Something Old, Something New, Something Borrowed, Something Blue, and a Silver Sixpence in Her Shoe!

The Strathcona Symphony Orchestra has something to catch your fancy and something for everyone to enjoy. The spring concert features a program of composers old and new, famous and not so well known.

For  “Something Old,” the SSO has chosen an old favourite that Felix Mendelssohn wrote in 1842 as incidental music for Shakespeare’s play, A Midsummer Night’s Dream.

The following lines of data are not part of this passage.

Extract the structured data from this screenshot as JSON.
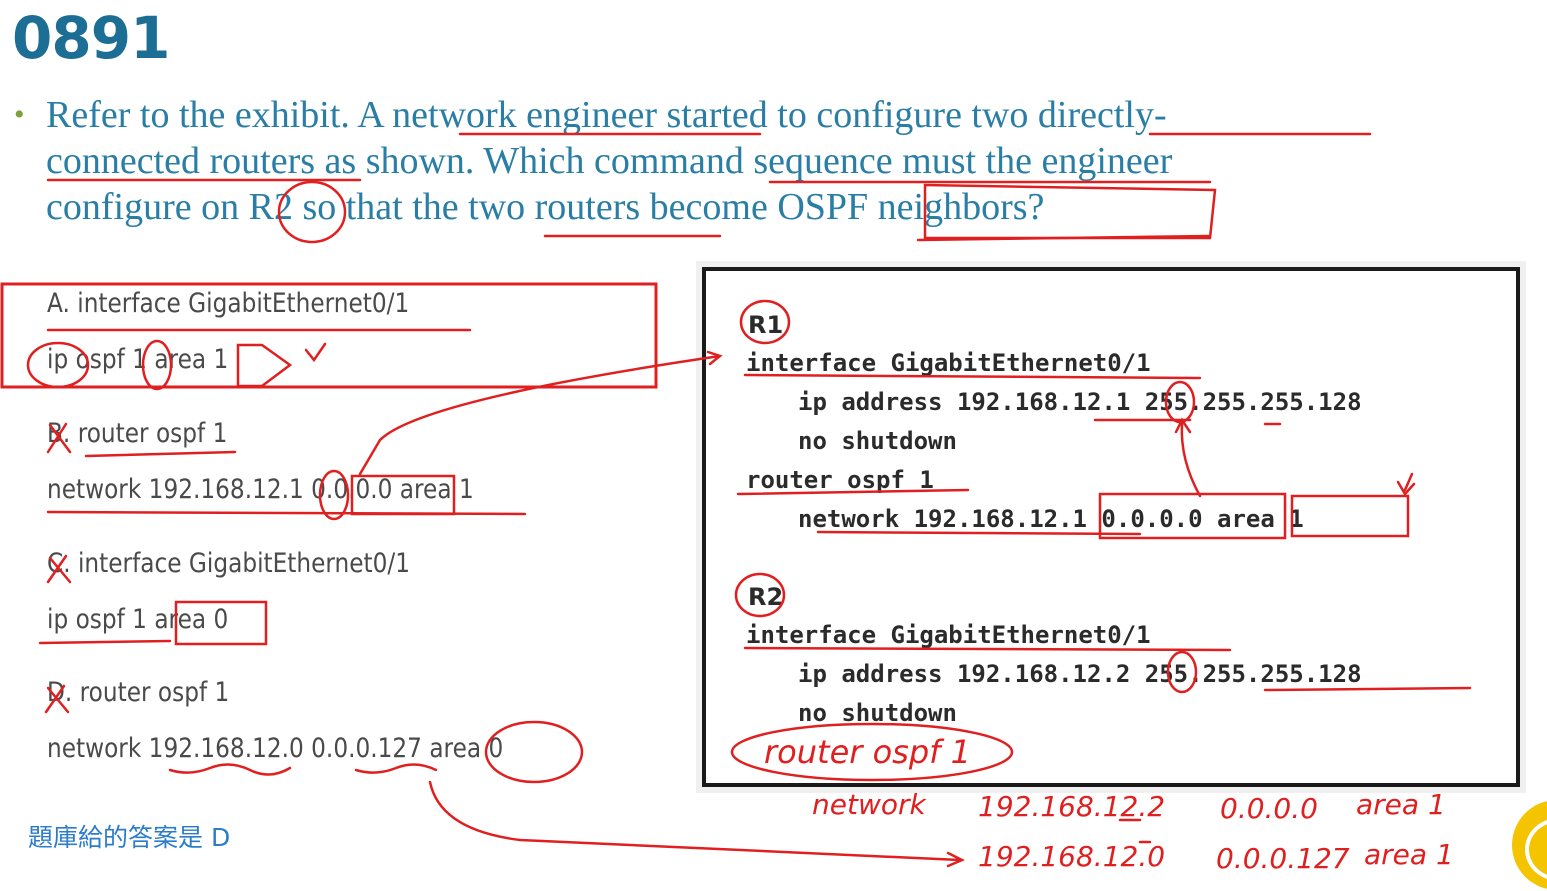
{
  "question": {
    "number": "0891",
    "lines": [
      "Refer to the exhibit. A network engineer started to configure two directly-",
      "connected routers as shown. Which command sequence must the engineer",
      "configure on R2 so that the two routers become OSPF neighbors?"
    ]
  },
  "options": [
    {
      "line1": "A. interface GigabitEthernet0/1",
      "line2": "ip ospf 1 area 1"
    },
    {
      "line1": "B. router ospf 1",
      "line2": "network 192.168.12.1 0.0.0.0 area 1"
    },
    {
      "line1": "C. interface GigabitEthernet0/1",
      "line2": "ip ospf 1 area 0"
    },
    {
      "line1": "D. router ospf 1",
      "line2": "network 192.168.12.0 0.0.0.127 area 0"
    }
  ],
  "answer_note": "題庫給的答案是 D",
  "exhibit": {
    "r1_label": "R1",
    "r1_lines": [
      "interface GigabitEthernet0/1",
      "ip address 192.168.12.1 255.255.255.128",
      "no shutdown",
      "router ospf 1",
      "network 192.168.12.1 0.0.0.0 area 1"
    ],
    "r2_label": "R2",
    "r2_lines": [
      "interface GigabitEthernet0/1",
      "ip address 192.168.12.2 255.255.255.128",
      "no shutdown"
    ]
  },
  "handwriting": {
    "r2_router": "router ospf 1",
    "net1": {
      "word": "network",
      "ip": "192.168.12.2",
      "wildcard": "0.0.0.0",
      "area": "area 1"
    },
    "net2": {
      "ip": "192.168.12.0",
      "wildcard": "0.0.0.127",
      "area": "area 1"
    }
  },
  "colors": {
    "question_text": "#2a7ea6",
    "number": "#1c6e94",
    "annotation": "#e02020",
    "note": "#2b7cc9"
  }
}
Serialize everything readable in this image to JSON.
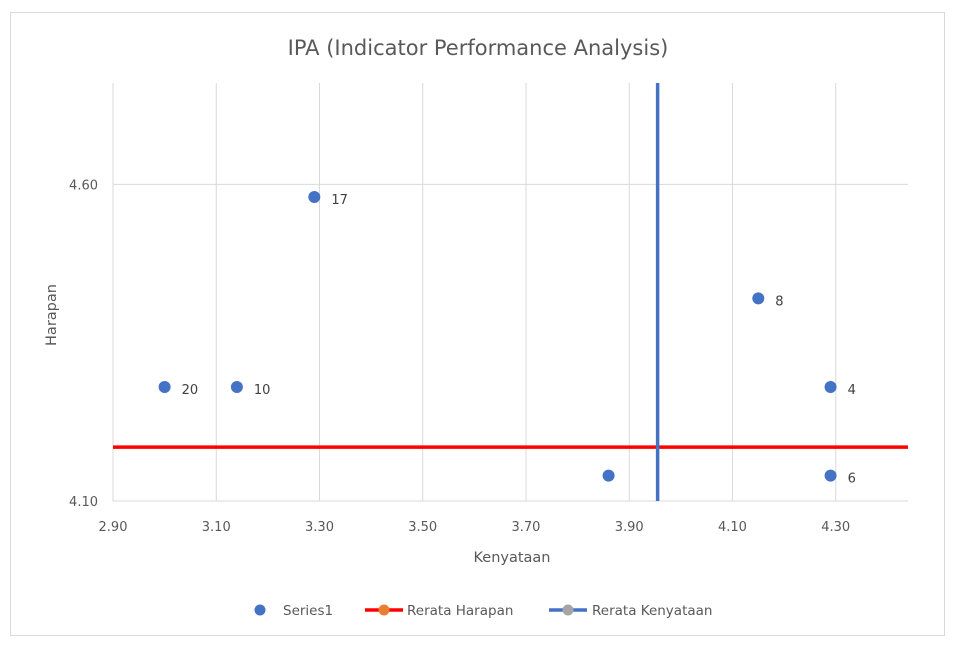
{
  "chart_data": {
    "type": "scatter",
    "title": "IPA (Indicator Performance Analysis)",
    "xlabel": "Kenyataan",
    "ylabel": "Harapan",
    "xlim": [
      2.9,
      4.44
    ],
    "ylim": [
      4.1,
      4.76
    ],
    "x_ticks": [
      "2.90",
      "3.10",
      "3.30",
      "3.50",
      "3.70",
      "3.90",
      "4.10",
      "4.30"
    ],
    "x_tick_values": [
      2.9,
      3.1,
      3.3,
      3.5,
      3.7,
      3.9,
      4.1,
      4.3
    ],
    "y_ticks": [
      "4.10",
      "4.60"
    ],
    "y_tick_values": [
      4.1,
      4.6
    ],
    "grid": true,
    "legend_position": "bottom",
    "series": [
      {
        "name": "Series1",
        "color": "#4472c4",
        "points": [
          {
            "x": 3.0,
            "y": 4.28,
            "label": "20"
          },
          {
            "x": 3.14,
            "y": 4.28,
            "label": "10"
          },
          {
            "x": 3.29,
            "y": 4.58,
            "label": "17"
          },
          {
            "x": 3.86,
            "y": 4.14,
            "label": ""
          },
          {
            "x": 4.15,
            "y": 4.42,
            "label": "8"
          },
          {
            "x": 4.29,
            "y": 4.28,
            "label": "4"
          },
          {
            "x": 4.29,
            "y": 4.14,
            "label": "6"
          }
        ]
      },
      {
        "name": "Rerata Harapan",
        "color": "#ff0000",
        "marker_color": "#ed7d31",
        "orientation": "horizontal",
        "value": 4.185
      },
      {
        "name": "Rerata Kenyataan",
        "color": "#4472c4",
        "marker_color": "#a5a5a5",
        "orientation": "vertical",
        "value": 3.955
      }
    ]
  }
}
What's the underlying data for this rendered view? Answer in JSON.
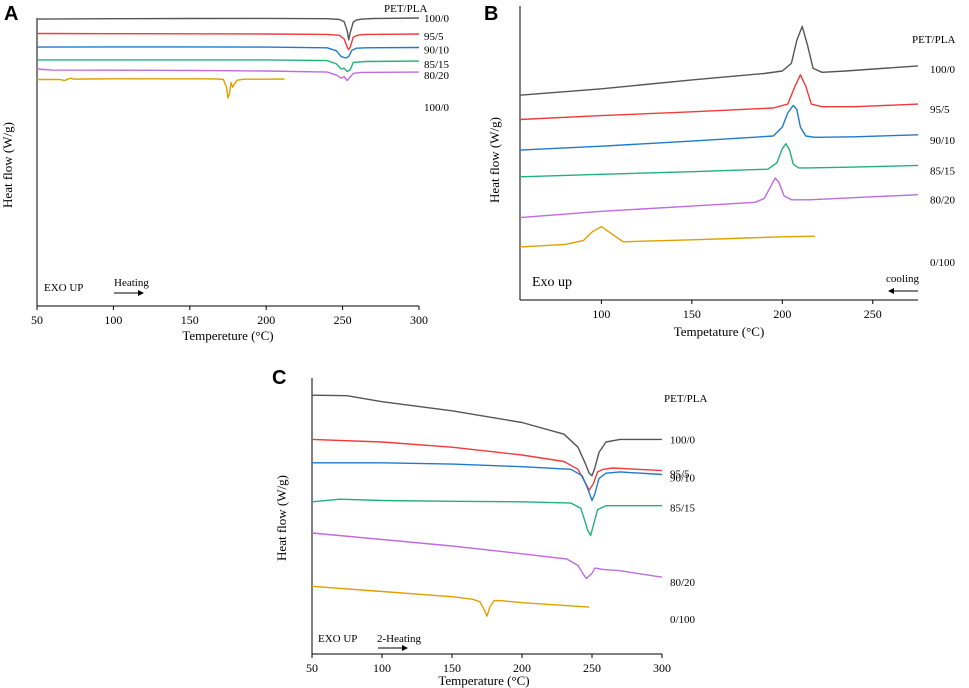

The Wedding March is well known and much loved.

The “Something New” number is a delightful piece called Soliloquy, written within the last decade by a Californian high school teacher, Brendan McBrien, for a friend. It has a lovely lush melancholy sweetness.

For “Something Borrowed,” the orchestra will perform a gem of a piece with the intriguing title Tahiti Trot. The original  theme, Tea for Two, was composed by Vincent Youmans for the stage show No, No, Nanette in 1925. A couple of years later Nicola Malko, a conductor, and his friend, Dmitri Shostakovich, the Russian composer, listened to the tune on a gramophone record. Malko bet Shostakovich 100 roubles that he could not make an orchestral arrangement of it for orchestra from memory in just an hour. He did and won the bet. Later he incorporated this catchy arrangement into the suite of music he wrote for his ballet The Golden Age.

The Something Blue item will be a performance of Leroy Anderson’s Blue Tango. It was written in 1951 and was the first orchestral recording to sell one million copies.

The Strathcona Symphony Orchestra will play at the Native Sons Hall on Cliffe Avenue in Courtenay, Saturday, May 28 at 7 p.m. and Sunday, May 29 at 2 p.m.  Tickets are $15 and may be purchased at the door, or from Blue Heron Books in Comox and Laughing Oyster Books in Courtenay.